By Peter Kummerfeldt
While reviewing the most recent edition of a popular outdoor magazine I was reminded once again that the magazines and TV shows have got it all wrong. Surviving a wilderness emergency should be proactive, not reactive! The emphasis should be on what you should do to stay out of a crisis, and then on what you need to do in the event that, despite your best efforts, you find yourself in one. The focus should be on preparing for the event, having the right clothing and emergency gear, not on how to improvise what you need from the environment you find yourself in. As I have said so often in many of my programs “It’s a h…… of a lot easier to prevent bad things from happening than it is to deal with them after the fact!” Unfortunately we only read or hear about the people who had a terrible experience. We don’t read about those who were prepared to spend the night out, did so, and then came out the next day with little or no fanfare.
The media skews reality and assumes that people will never have the clothing and equipment they need to survive the night out. They assume that the victims are going to have to use extreme measures to maintain life in the face of inclement weather, isolation, darkness, and injury! The point of departure for most of the survival articles presented in magazines and other media is that people will not be equipped, or adequately clothed, and since this is the case, it is up to the magazines to provide information on how to survive using the procedures and techniques that aboriginal people around the world used, and in some cases, still use, to live under austere conditions.
And another thing that gripes me – the articles never address how all the survival skills and procedures shown and talked about in the magazines can be accomplished by an injured person? A person with a dislocated elbow for example… or a broken finger? When bad things happen people get hurt and very often it is our arms and legs that are injured. Simple tasks become vastly more complicated when only one hand is functional.

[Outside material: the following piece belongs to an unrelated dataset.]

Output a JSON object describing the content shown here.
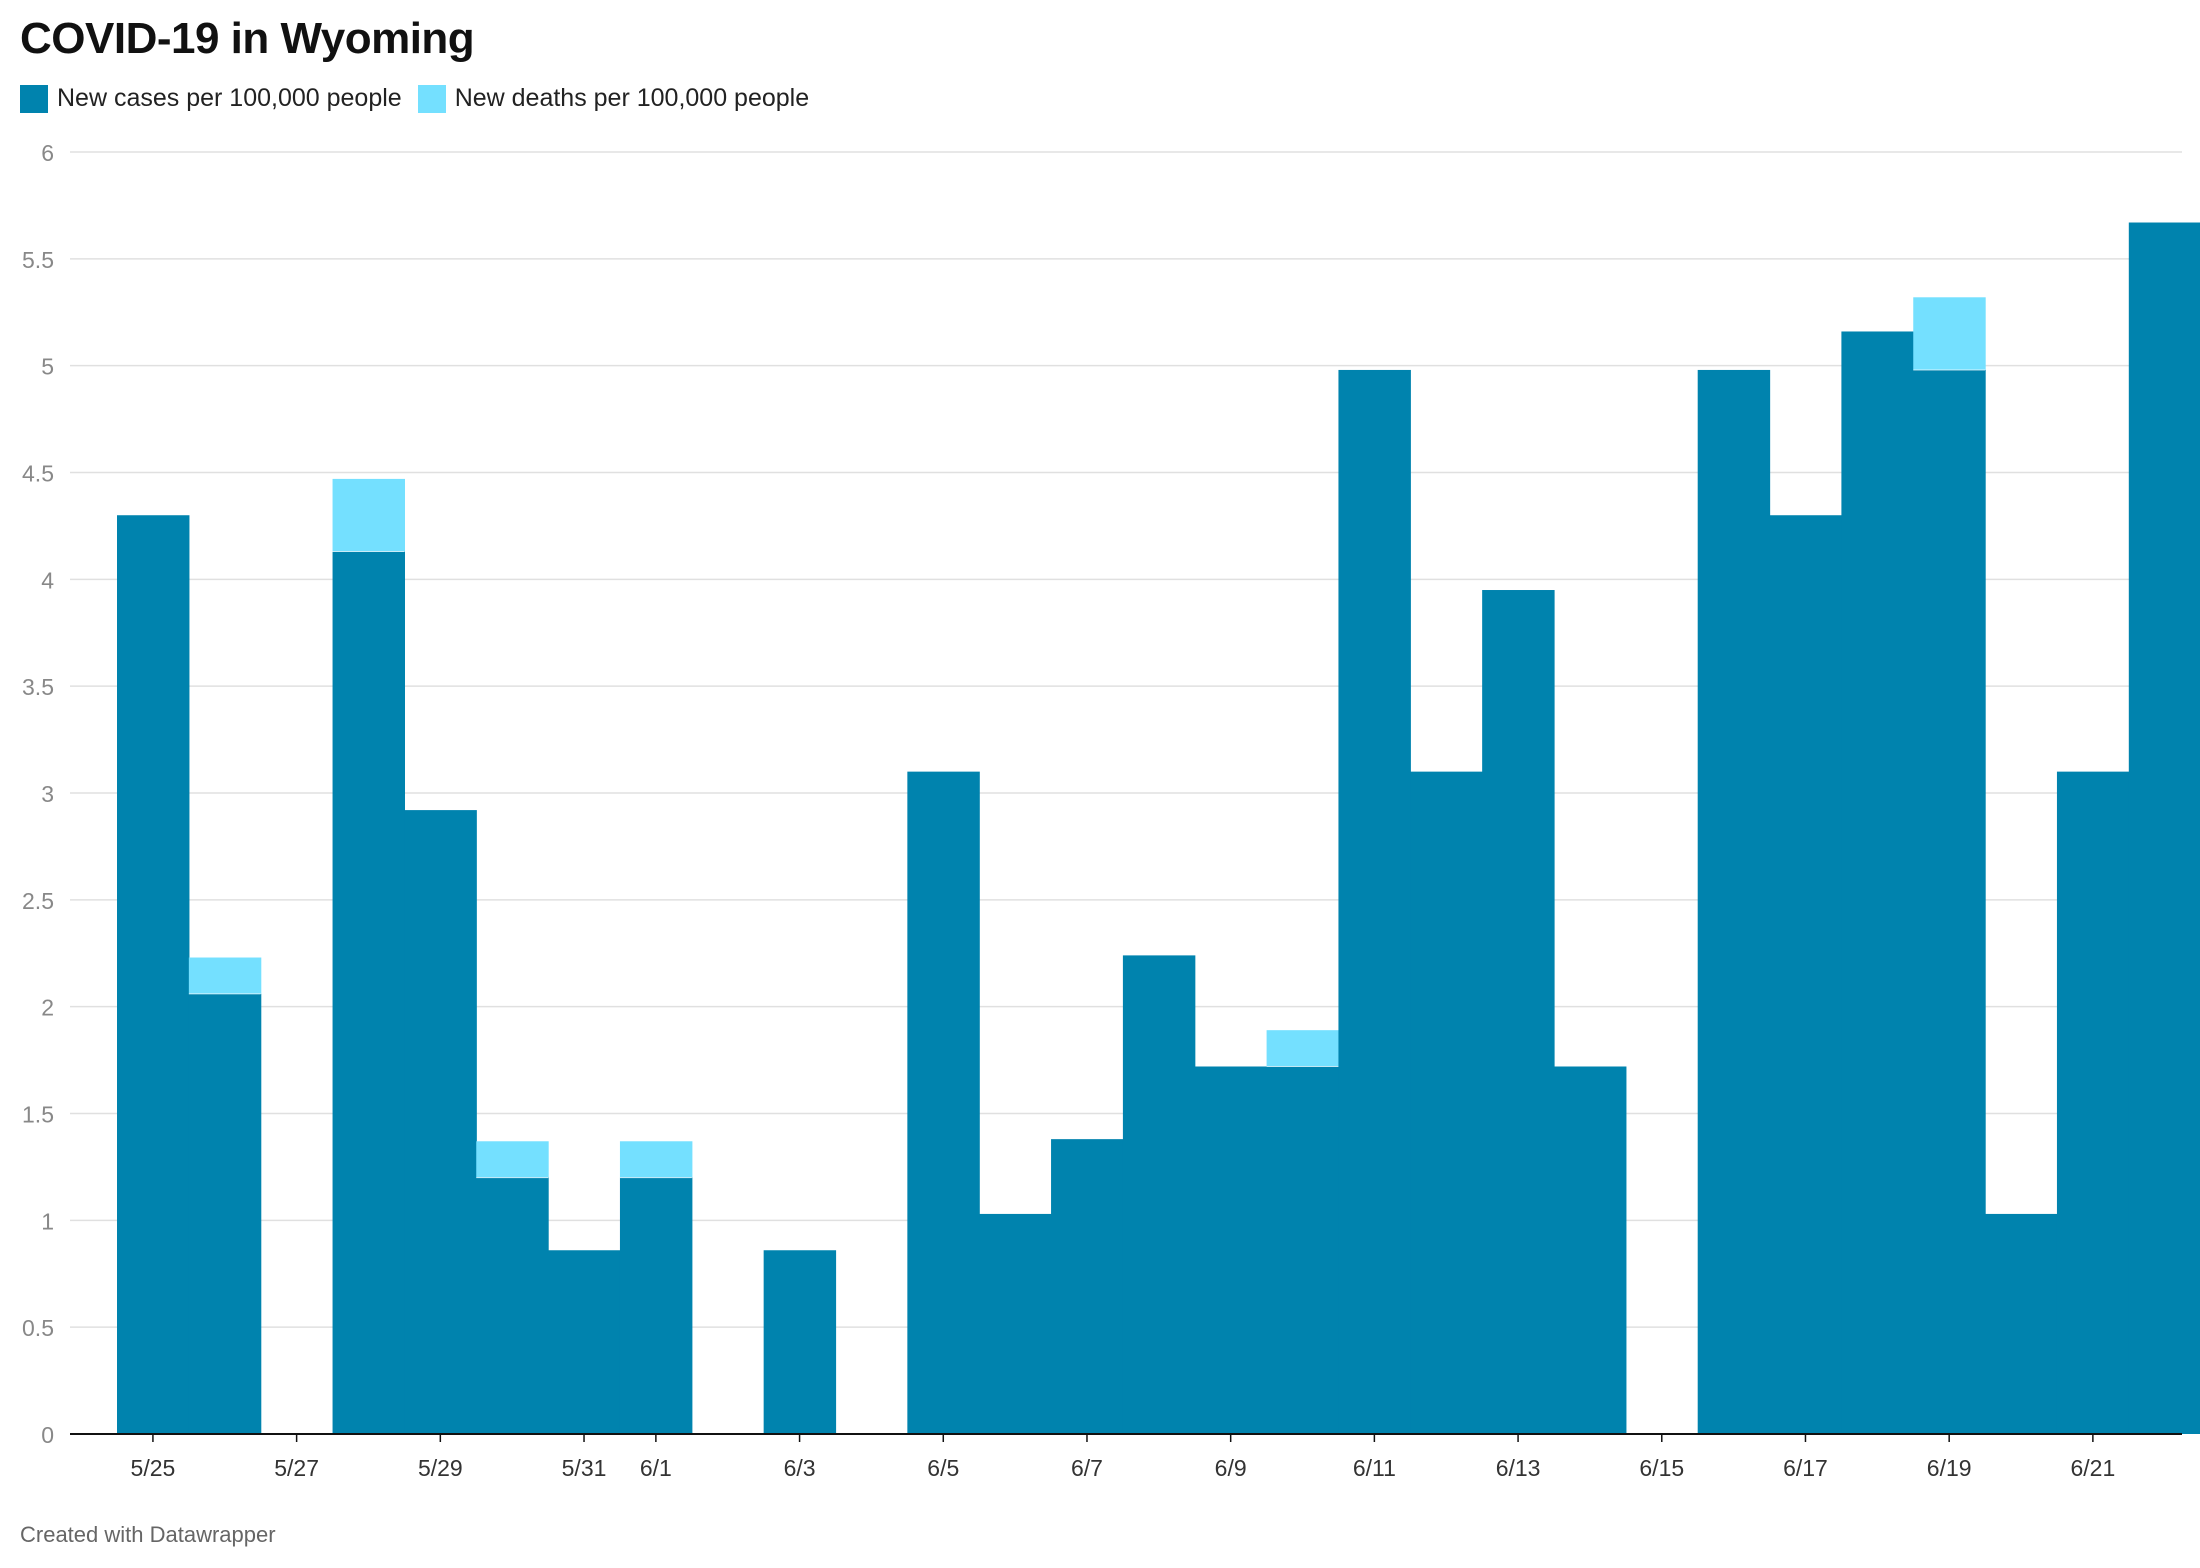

It is also my experience that most people are unwilling to accept the reality that they are in trouble until the sun’s setting at the end of the day, the rain is already falling, they are already slightly hypothermic, probably dehydrated and are about to panic. To ask a person in this condition to go out and find or build a weatherproof shelter from natural resources is ludicrous!
As I have said before “There are no new accidents, just new people having the same old accidents.” The “new people” referenced are today less able to cope with their circumstances than those who have found themselves in similar circumstances in earlier times. So where does this leave us?
Well to begin with, the media, in all of its forms, must do a better job of providing practical advice and recommendations. The survival techniques that are advocated must be techniques that are easy to learn and easy for the average person to utilize under difficult conditions – techniques that work!
Secondly, those people who teach survival and outdoor safety skills must ensure that the skills, techniques, and methods they teach are practical, skills that have been tested and found to be “doable” in situations where lives are on the line.
Thirdly, each of us must accept that we might find ourselves in trouble at some point in the future and if this is the case we must prepare for the very event we hope will never happen. We must select the very best clothing and equipment we can afford and test it before our lives are in jeopardy. It is only through thorough practice that we can develop the confidence in our clothing and equipment needed to protect us.
It serves no useful purpose to advocate the use of survival skills, techniques, methods or procedures that the average man or woman would not be able to utilize when faced with spending a night out.